Determining TCP Positions

We must be certain of the target positions before writing motion commands. For beginners, use the jogging interface to move the robot very close to the target. Jogging will provide the assurance that you have correctly evaluated the directions of the x, y, and z axes. Guessing on a Cartesian point and omitting a (-) sign in a coordinate can be disastrous.

 

Figure 4. Jogging commands.

 

Once the point is known, the motion command can be inserted. Most often, this is a MoveJoints or MovePose, since those will move to the point with the greatest speed. They won’t always follow a perfectly straight line, so don't use them when carefully gripping an object with little room for error.

The main difference between MoveJoints and MovePose is the information about the target.

• The Joints command requires you to know the angle of each of the 6 joints, and so the position of the TCP will be the result of all of those joints.
• The Pose command requires you to enter the x, y, and z coordinates, along with the angle of rotation around x, y, and z. The controller will calculate the required angle of each joint.

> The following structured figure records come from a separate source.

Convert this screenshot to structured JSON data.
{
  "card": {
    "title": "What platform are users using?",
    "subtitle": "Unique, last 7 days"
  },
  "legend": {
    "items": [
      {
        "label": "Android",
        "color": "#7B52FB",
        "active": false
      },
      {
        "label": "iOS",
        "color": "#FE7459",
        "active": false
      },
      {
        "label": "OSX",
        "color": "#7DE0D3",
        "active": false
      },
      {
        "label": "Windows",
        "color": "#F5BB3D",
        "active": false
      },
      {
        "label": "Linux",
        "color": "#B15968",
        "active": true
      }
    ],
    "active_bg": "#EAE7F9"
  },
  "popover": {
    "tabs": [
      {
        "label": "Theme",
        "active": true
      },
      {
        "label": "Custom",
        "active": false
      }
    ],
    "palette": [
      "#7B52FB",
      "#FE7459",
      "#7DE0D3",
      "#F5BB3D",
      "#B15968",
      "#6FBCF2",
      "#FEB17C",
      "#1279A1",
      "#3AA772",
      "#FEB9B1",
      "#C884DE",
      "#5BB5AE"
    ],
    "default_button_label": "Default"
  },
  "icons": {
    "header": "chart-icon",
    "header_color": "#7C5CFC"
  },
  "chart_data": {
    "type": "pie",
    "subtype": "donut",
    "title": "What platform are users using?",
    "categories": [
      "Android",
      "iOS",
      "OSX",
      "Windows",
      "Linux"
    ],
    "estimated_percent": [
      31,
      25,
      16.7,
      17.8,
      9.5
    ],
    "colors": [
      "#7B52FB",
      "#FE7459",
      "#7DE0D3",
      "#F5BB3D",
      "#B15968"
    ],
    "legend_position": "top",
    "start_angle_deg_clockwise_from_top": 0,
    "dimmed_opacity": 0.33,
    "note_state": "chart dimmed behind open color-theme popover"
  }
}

For our program, the robot will approach a pick point, reach down to grip an object, and then place it in a nearby location. The sequence, in plain English, looks like this:

1. Quickly move above the pick point
2. Carefully reach down
3. Grab the object
4. Carefully lift straight up
5. Quickly move to a position about the set-down point
6. Carefully reach down
7. Release the object
8. Carefully move straight up
9. Quickly move to a neutral position that doesn’t waste time when the program begins again

The use of carefully denotes that we will use MoveLin, and quickly indicates that we may use MovePose or MoveJoints. I’ll use MovePose so that all points are in x,y,z,ɑ,β,γ format.

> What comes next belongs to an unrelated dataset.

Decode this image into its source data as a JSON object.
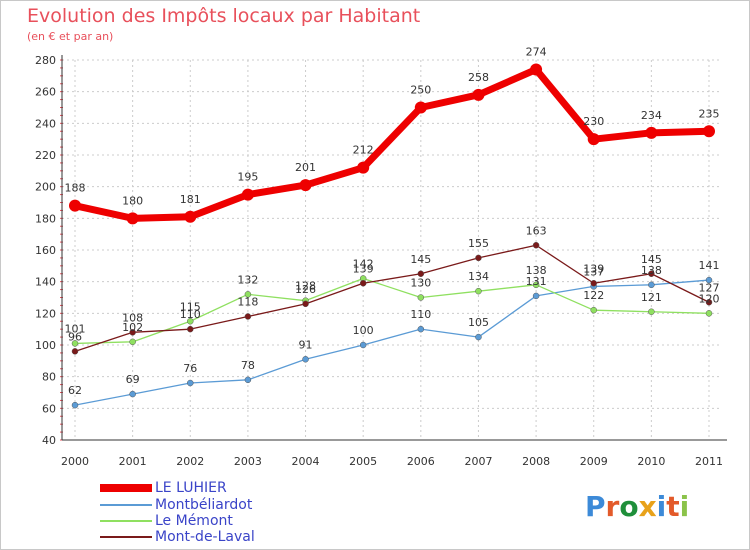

The only other command to explain is the gripper motion. We might use GripperOpen and GripperClose, which behave exactly as their names suggest. GripperMove is an alternative that gives us more control over the gripper position in mm. For this simple program, we’ll use GripperClose and GripperOpen.

 

Figure 5. Complete program.

 

//1) Grip position near the front of the robot

MovePose(185, -80, 195, 0, 90, 0)

//2)

MoveLin(185, -80, 150, 0, 90, 0)

//3) The delay allows the robot to remain in place until the gripper is securely closed.

GripperClose()

Delay(0.5)

//4)

MoveLin(185, -80, 195, 0, 90, 0)

//5) Release position near the left side of the robot

MovePose(60, 220, 275, -90, 0, 90)

//6)

MoveLin(60, 220, 210, -90, 0, 90)

//7) Remember the delay, or the robot will begin leaving before the gripper is open

GripperOpen()

Delay(0.5)

//8)

MoveLin(60, 220, 275, -90, 0, 90)

//9) Somewhat random intermediate position

MovePose(222, 45, 275, -90, 57, 90)

 

Save the Program

This step is quite simple. At the bottom of the Code Editor is the Save icon. Give the program a numeric name (integer number) to run it from the AOI on the PLC. The data type for that command is a REAL, and the program name cannot contain (.), so it must be an integer.

 

Figure 6. Saving the program to the robot.

 

Run the Program From the PLC

The PLC program that calls programs needs only two function blocks from the AOI list. First, a Connect FB allows the PLC to take control of the robot, since it had to be jogged from MecaPortal. In this command, place a ‘1’ into the Connect field of the FB.

To run the program, use a Meca500StartOfflineProgram command FB. The Parameter Value field requires a REAL type tag. This tag can be set to a constant value (the program number saved in the robot), or it can be changed to select among multiple tags.

 

Figure 7. Connecting to the robot and activating a program.

 

Note on order of operations: If you assign a Parameter Value number and activate the rung, the robot will queue up that move. If it is ready to move and the PLC is in command, it will move immediately. However, if the PLC is not in command, the move is still queued, so the robot will begin the move immediately when the Connect field of the FB is set to ‘1’.

 

Many Options for Robot Motion

One of the interesting things about this robot is the variety of methods for motion input. This is the second tutorial that describes a way to move the robot, and there are more. This breaks away from traditional programming and gives the robot much more flexibility across applications.